Not Your Typical Anthology of Genre Fiction A Review of Death Comes Easy: The Gay Times Book of Murder Stories, Peter Burton, editor

 

By June Pulliam

 

01/17/2005

 

Burton, Peter, ed.  Death Comes Easy: The Gay Times Book of Murder Stories. London: Gay Men's Press, 2003.  459 p.

 

Fans of horror might have noticed that in the past couple of years, it's difficult to find new reading material without the help of Necropsy, The Locus Index, Fiona's Fear and Loathing, or other zines, for fewer and fewer bookstores have horror sections which would allow patrons to browse the latest titles.  Much to my chagrin, Baton Rouge's local Barnes and Nobles bookstores have collapsed their horror sections into the general fiction. According to one of the managers, this was because authors and their publishers objected to having their wares put on the shelves with genre fiction, as they felt the association with books by Dean Koontz and V. C. Andrews would lessen their own literary merit.

 

Sadly, searches for horror titles in sources such as Books in Print and amazon.com also fail to unearth a great deal of what could be described as horror fiction.  This in part due to the stigma an author might endure when being classified as a horror writer, and also due to the quality of contemporary horror, which challenges and transcends the often narrow parameters of the genre, and thus, cannot be easily put into any one category anyway. The latter is certainly the case with Peter Burton's Death Comes Easy. While the subtitle alone gives some clue to the book's content, it doesn't make any clear statement about genre, nor could it, as the stories in this collection don't fit into any such easy classifications.
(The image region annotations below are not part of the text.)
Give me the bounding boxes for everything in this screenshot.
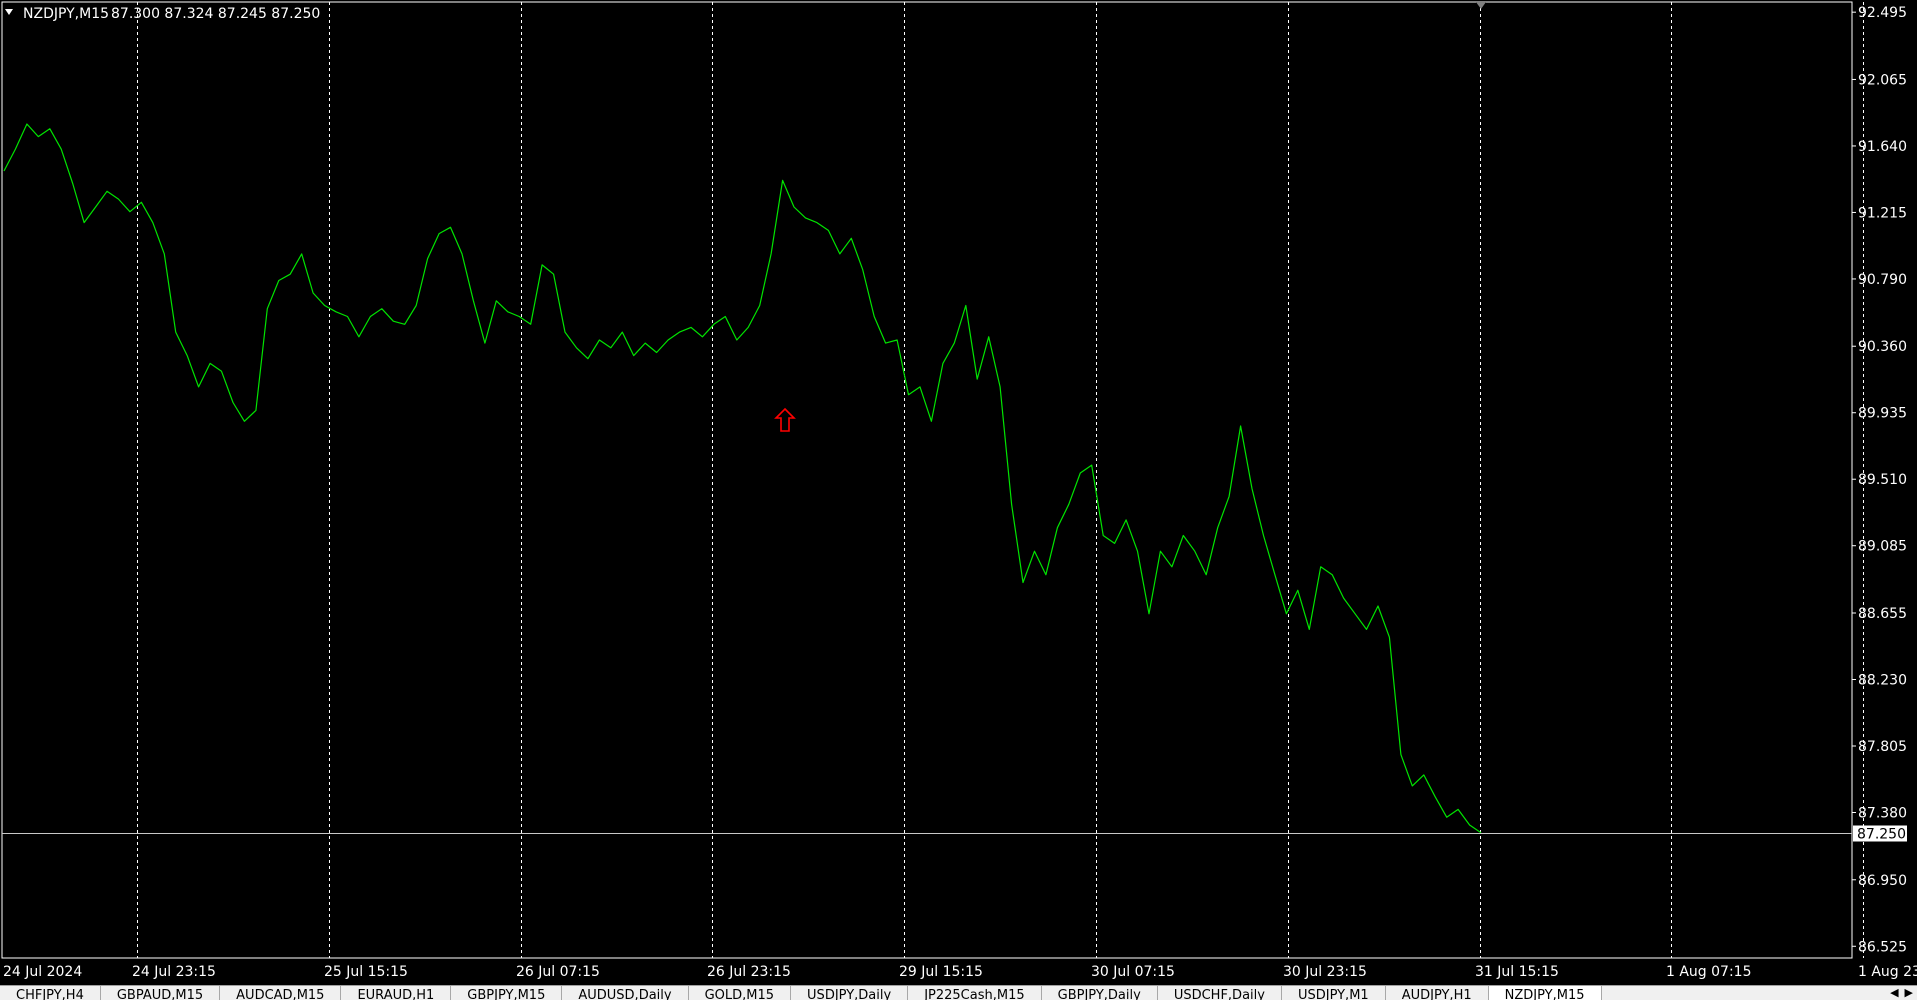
chart-tab-bar: CHFJPY,H4 GBPAUD,M15 AUDCAD,M15 EURAUD,H1 GB… [0, 985, 1917, 1000]
tab-nav: ◀ ▶ [1888, 986, 1915, 1000]
price-chart[interactable]: 24 Jul 2024 24 Jul 23:15 25 Jul 15:15 26 Ju… [0, 0, 1917, 985]
chart-tab[interactable]: USDJPY,M1 [1282, 986, 1386, 1000]
chart-tab[interactable]: GBPJPY,Daily [1042, 986, 1158, 1000]
price-axis-label: 86.525 [1858, 939, 1907, 955]
tab-scroll-right-icon[interactable]: ▶ [1903, 986, 1915, 1000]
time-axis-label: 24 Jul 2024 [3, 964, 82, 980]
time-axis-label: 30 Jul 07:15 [1091, 964, 1175, 980]
chart-tab[interactable]: EURAUD,H1 [341, 986, 452, 1000]
tab-scroll-left-icon[interactable]: ◀ [1888, 986, 1900, 1000]
up-arrow-icon[interactable] [774, 407, 796, 432]
chart-area[interactable]: 24 Jul 2024 24 Jul 23:15 25 Jul 15:15 26 Ju… [0, 0, 1917, 985]
chart-tab[interactable]: USDCHF,Daily [1158, 986, 1282, 1000]
price-axis-label: 92.065 [1858, 72, 1907, 88]
chart-tab[interactable]: GBPJPY,M15 [451, 986, 563, 1000]
chart-ohlc-values: 87.300 87.324 87.245 87.250 [111, 6, 320, 22]
time-axis-label: 25 Jul 15:15 [324, 964, 408, 980]
time-axis-label: 29 Jul 15:15 [899, 964, 983, 980]
chart-tab[interactable]: CHFJPY,H4 [0, 986, 101, 1000]
chart-tab[interactable]: GBPAUD,M15 [101, 986, 221, 1000]
plot-frame [1, 1, 1853, 959]
price-axis-label: 92.495 [1858, 5, 1907, 21]
price-series-line [3, 123, 1482, 834]
chart-tab[interactable]: GOLD,M15 [689, 986, 792, 1000]
price-axis-label: 91.640 [1858, 139, 1907, 155]
chart-tab[interactable]: AUDJPY,H1 [1386, 986, 1489, 1000]
current-price-label: 87.250 [1857, 827, 1906, 843]
chart-symbol-timeframe: NZDJPY,M15 [23, 6, 109, 22]
price-axis-label: 90.360 [1858, 339, 1907, 355]
chart-tab[interactable]: AUDCAD,M15 [220, 986, 342, 1000]
chart-tab[interactable]: AUDUSD,Daily [562, 986, 689, 1000]
price-axis-label: 88.655 [1858, 606, 1907, 622]
price-axis-label: 87.380 [1858, 805, 1907, 821]
price-axis-label: 91.215 [1858, 205, 1907, 221]
price-axis-label: 90.790 [1858, 272, 1907, 288]
price-axis-label: 89.510 [1858, 472, 1907, 488]
time-axis-label: 26 Jul 07:15 [516, 964, 600, 980]
price-axis-label: 89.935 [1858, 406, 1907, 422]
time-axis-label: 31 Jul 15:15 [1475, 964, 1559, 980]
time-axis-label: 24 Jul 23:15 [132, 964, 216, 980]
time-axis-label: 30 Jul 23:15 [1283, 964, 1367, 980]
triangle-down-icon[interactable] [5, 9, 13, 15]
chart-tab[interactable]: USDJPY,Daily [791, 986, 909, 1000]
price-axis-label: 88.230 [1858, 672, 1907, 688]
time-axis-label: 1 Aug 07:15 [1666, 964, 1752, 980]
chart-tab[interactable]: NZDJPY,M15 [1488, 986, 1602, 1000]
time-axis-label: 1 Aug 23:15 [1858, 964, 1917, 980]
chart-shift-icon[interactable] [1476, 2, 1486, 9]
price-axis-label: 86.950 [1858, 873, 1907, 889]
price-axis-label: 89.085 [1858, 539, 1907, 555]
tabs-container: CHFJPY,H4 GBPAUD,M15 AUDCAD,M15 EURAUD,H1 GB… [0, 986, 1917, 1000]
chart-tab[interactable]: JP225Cash,M15 [908, 986, 1042, 1000]
price-axis-label: 87.805 [1858, 739, 1907, 755]
time-axis-label: 26 Jul 23:15 [707, 964, 791, 980]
Nevertheless, fans of horror will be pleased with the 29 stories in Death Comes Easy, which contemplate the various motivators and participants involved in homicide.

 

Tim Ashley's "Best Eaten Cold" and Scott Brown's "The Collection Box" are both portraits of serial killers, but each is very different from those sorts of characters represented in maniac novels and slasher films. Ashley's story follows the career of a failed actress whose only success has been in the shadows of others.  She comes into her own as a killer after discovering that her new husband, a successful stage actor, has wooed and wed her so she can serve as his beard.  While she later punishes other men who resemble her faithless spouse in their sexuality, it cannot be said that her experience with her husband transformed her into a serial killer. Ashley does in a small space what many a novelist fails to do in a much bigger one--he creates vignettes that develop a complex character. This particular one has always had the potential for mayhem, and on some level, attracted to herself a spouse who would use her in just this way. Brown's "The Collection Box" is about a serial killing man of the cloth.  Reverend O'Leary, the protagonist, is a beloved and openly gay pastor with a huge following of gays and lesbians who have been rejected by other, more traditional churches.  The good reverend has a particular gift for getting his parishioners to transfer this love into the weekly collection box, which means that he must deny himself no worldly pleasure, save one. As a priest, Reverend O'Leary must remain celibate. But it's not church rules that compel him to keep this vow; rather he has a more pressing need to keep up appearances as a holy man, which keeps him from "getting his ashes hauled" too close to home.  Thus, when fate throws a beautiful young man into Reverend O'Leary's bed, he's completely unable to restrain his passion, which quickly crosses the line into murder.  But perhaps more chilling that Reverend O'Leary's homicidal impulses is the vast institutional conspiracy involved in covering up his crimes.

 

However, these stories aren't typical of the breadth of this collection. Others examine homicide on a smaller scale, some from the victim's point of view. Nicholas and Jack in "Strangers on a Plane" have a chance encounter. Nicholas intrigues Jack when he asks him if he "ever wondered what it would be like to kill someone." Eventually, Jack is given the chance to explore further an idea that until this meeting, he had never given more than a passing thought, as he sees himself as a man guided by logic over impulse.  Nicholas goads Jack into fulfilling his own darkest longings, eternally transforming the lives of both.  Similarly, Ellen in "The Excursion" explores the limits of her own dark side when she is lured from a relatively tolerant if tepid church to worship services with a charismatic Christian congregation who so strongly believe in the inherent sinfulness of homosexuals that they deny their very humanity. Ellen ultimately decides that the people in this new congregation aren't really her co-religionists when they gleefully show her videos of homosexuals being executed in the Middle East.

 

Nigel Fair's "Direst Cruelty" and Sebastian Beaumont's "Pisspants" analyze killers who simply snap. The protagonist of "Pisspants" acts out of a sort of self defense against school bullies, while a once promising actor who has now taken to performing at children's birthday parties in "Direst Cruelty" has had a belly full of being poked by brats and taken advantage of by their parents. Michael Hootman's "Britain's Fattest Killer Tells All" is a memorable tale of obsession and desire told from the point of view of someone who will never be among the genetic elite able to find willing partners seemingly without effort.

 

This impressive collection by well-known gay writers has something for all lovers of horror, mystery, crime stories.